The log messages are printed on the terminal and are only accessible if the program is executed from a shell (using SSH). The primary purpose of the log statements is debugging programs while you develop them. The log messages of programs executed directly from EV3 are inaccessible to us.
The other function in the class is main(). This is the entry point for execution of the program. The first line that is executed is a log statement that indicates that the program has started:
public static void main(String[] args)
{
log("Program Starting");Next, we initiate an object of the EV3LargeRegulatedMotor class:
EV3LargeRegulatedMotor motor = new EV3LargeRegulatedMotor(MotorPort.A);
This involves creating a variable named motor whose type is EV3LargeRegulatedMotor. This means motor can refer (or store) only an object of the EV3LargeRegulatedMotor class. We create such an object using the keyword new:
new EV3LargeRegulatedMotor(MotorPort.A);
The preceding statement creates such an object. We pass in the argument MotorPort.A, which tells the class that the large motor we want to control is connected to port A of EV3. Now, the variable motor corresponds to a large motor connected to port A and we can use it to control said motor. The first instruction we give it is to set the speed at which it should rotate:
motor.setSpeed(500);
This tells the motor that when it rotates, it should do so at a speed of 500 degrees per second (approximately 1.4 rotations per second). We set the motor spinning with the following statement:
log("Forward motion");
motor.forward();The first line prints a log message informing us that the motor is about to start spinning in the forward direction. The second line instructs the motor to spin at the specified speed in the forward direction. The rotation continues until the motor is instructed to stop.

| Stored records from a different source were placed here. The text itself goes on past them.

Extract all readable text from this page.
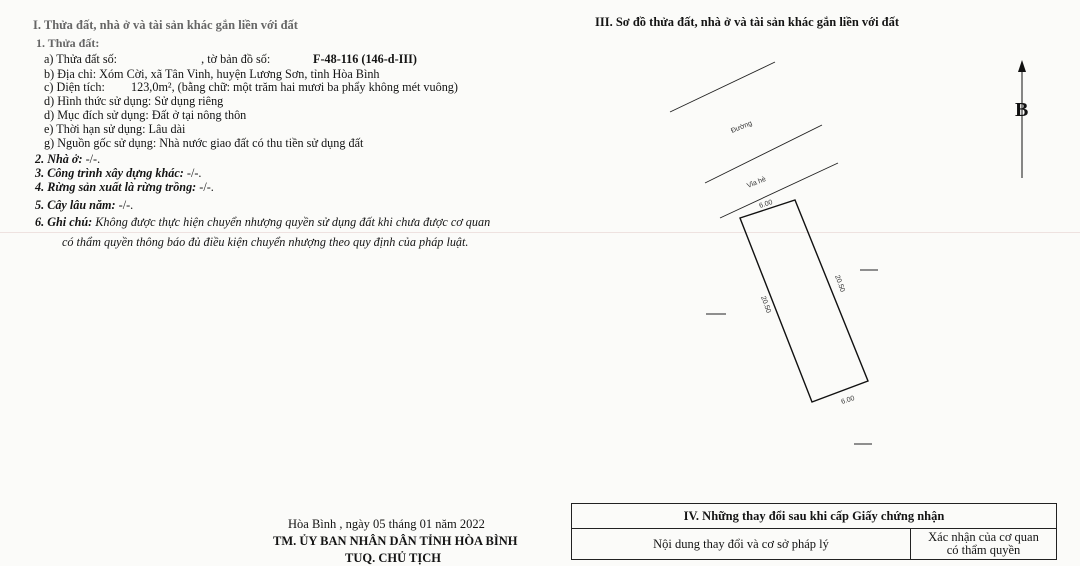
I. Thửa đất, nhà ở và tài sản khác gắn liền với đất
1. Thửa đất:
a) Thửa đất số:	, tờ bản đồ số:	F-48-116 (146-d-III)
b) Địa chỉ: Xóm Cời, xã Tân Vinh, huyện Lương Sơn, tỉnh Hòa Bình
c) Diện tích: 123,0m², (bằng chữ: một trăm hai mươi ba phẩy không mét vuông)
d) Hình thức sử dụng: Sử dụng riêng
d) Mục đích sử dụng: Đất ở tại nông thôn
e) Thời hạn sử dụng: Lâu dài
g) Nguồn gốc sử dụng: Nhà nước giao đất có thu tiền sử dụng đất
2. Nhà ở: -/-.
3. Công trình xây dựng khác: -/-.
4. Rừng sản xuất là rừng trồng: -/-.
5. Cây lâu năm: -/-.
6. Ghi chú: Không được thực hiện chuyển nhượng quyền sử dụng đất khi chưa được cơ quan
có thẩm quyền thông báo đủ điều kiện chuyển nhượng theo quy định của pháp luật.
III. Sơ đồ thửa đất, nhà ở và tài sản khác gắn liền với đất
Đường
Vỉa hè
6.00
6.00
20.50
20.50
B
Hòa Bình , ngày 05 tháng 01 năm 2022
TM. ỦY BAN NHÂN DÂN TỈNH HÒA BÌNH
TUQ. CHỦ TỊCH
IV. Những thay đổi sau khi cấp Giấy chứng nhận
Nội dung thay đổi và cơ sở pháp lý	Xác nhận của cơ quan
có thẩm quyền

Just like in the visual programming language, we introduce a small pause/delay for the interval of time we want the motor to rotate. To pause the execution for three seconds, we issue the following command:
Delay.msDelay(3000);
After pausing execution for 3000 milliseconds (three seconds), we instruct the motor to stop:
log("Stopping motor");
motor.stop();Finally, we print a final log to indicate that the program execution is coming to an end:
log("Program Ending");Once the program is complete, we need to compile it (to create a .jar file), deploy (transfer) it to EV3, and execute it. The compilation is done using Gradle (the gradle build command) and you can use scp (SSH) to transfer it to EV3. Finally, you can execute it directly from EV3 (in which case you won't see the logs) or from the shell (terminal) using SSH.
Since the compile-deploy-execute cycle is at the core of programming for EV3 and must be repeated countless times as you develop a robot, it is easier if it is automated. Appendix A, The Make Utility, discusses how to use the make utility to do just that. With a properly configured
Makefile, the entire process can be condensed into a single command: make run.
So far, you learned how to set a motor's speed, instruct it to rotate in the forward direction, and stop it. There are a multitude of other commands associated with a large motor, which provide additional functionality. We will cover most of the important ones in upcoming chapters. The best place to learn about all of the commands associated with an EV3 component is to read through the LeJOS EV3 API documentation at http://www.lejos.org/ev3/docs/.
In the documentation, you can click on the package lejos.hardware.motor and then choose the EV3LargeRegulatedMotor class to learn about all of the methods associated with this class, which you can call to get information from and control a large motor connected to EV3. This documentation is an important resource for anyone programming an EV3 robot using LeJOS.